Kurt Langbein: Zunächst einmal ist der Laubraub ein soziales und ökologisches Problem, das für eine unserer zentralen Zukunftsfragen steht. Dazu gekommen bin ich, weil ich mit meinen ersten Forschungsprojekten bemerkt habe, dass sehr viel Auftragsforschung unternommen wird, deren wichtigste Ergebnisse zum Teil gar nicht publiziert werden. Also lag es nahe, einen Beruf zu wählen, bei dem die Publikation der Erkenntnisse quasi im Mittelpunkt steht.

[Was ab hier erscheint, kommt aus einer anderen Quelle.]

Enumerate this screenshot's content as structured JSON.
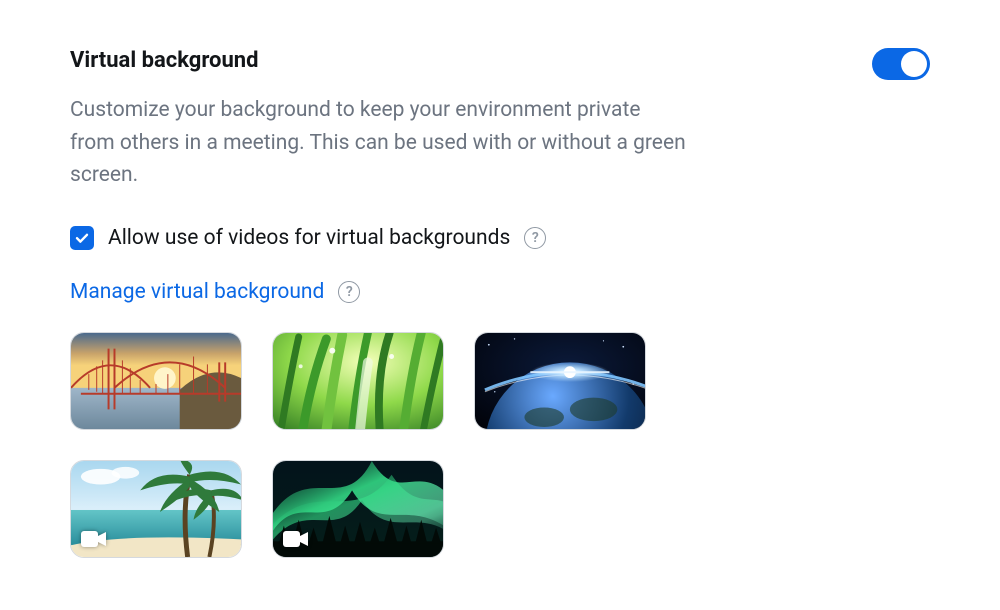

Das klingt ein wenig so, als würde die Gesellschaft auf einer großen stillen Reserve von soziologischer Erkenntnisse sitzen, die möglicherweise sehr nützliche sein könnten.
Langbein: (Lacht) Das hieße, die Soziologie auch ein bisschen zu überschätzten. Das kennen Sie von Ihrem Beruf sicher auch, dass man dazu neigt, die eigene Profession ein wenig wichtiger zu nehmen, als sie eigentlich ist. Das gehört dazu. Aber sehr viele Erkenntnisse, wie zum Beispiel, dass der Mensch von seinen Grundeigenschaften her auf Kooperation und Gegenseitigkeit aufgebaut ist, finden in der Öffentlichkeit einfach sehr wenig Beachtung. Auch dass die Anthropologen mittlerweile zur selben Erkenntnis gekommen sind, hat da nicht wirklich etwas genutzt. Ich bin aber in meiner Motivation schon getragen von der Sinnhaftigkeit von Aufklärung und Information. Und manchmal ist das auch so, dass die richtige Information in den Köpfen der Leute und dann auch in der Realität ein bisschen etwas bewegen. Das sind die Glücksmomente des Publizisten.

Zitiert

Unsere politischen Führer nehmen den Begriff 'Menschenrechte' nur in den Mund, um andere zu kritisieren, nicht um die eigenen Investoren und Finanzleute in die Pflicht zu nehmen.

Kurt Langbein

Besonders bekannt sind Ihre Arbeiten über Menschenversuche der Pharmaindustrie in Österreich. Wie kamen Sie nun auf das Thema Landraub?
Langbein: Ich habe schon früher Filmprojekte über Ackerbau und die mit ihm zusammenhängenden Beziehung der Ersten zur Dritten Welt gemacht. Und als ich jetzt erfahren habe, welche Ausmaße der Landraub angenommen hat, hat mich das einfach gepackt. Ich habe gedacht: Wenn ich schon so wenig darüber weiß, als eigentlich hoch informierter Mensch, dann wissen die anderen noch viel weniger drüber. Und wenn man davon weiß, dann muss man das erzählen, weil wir als Europäer da ganz maßgeblich beteiligt sind.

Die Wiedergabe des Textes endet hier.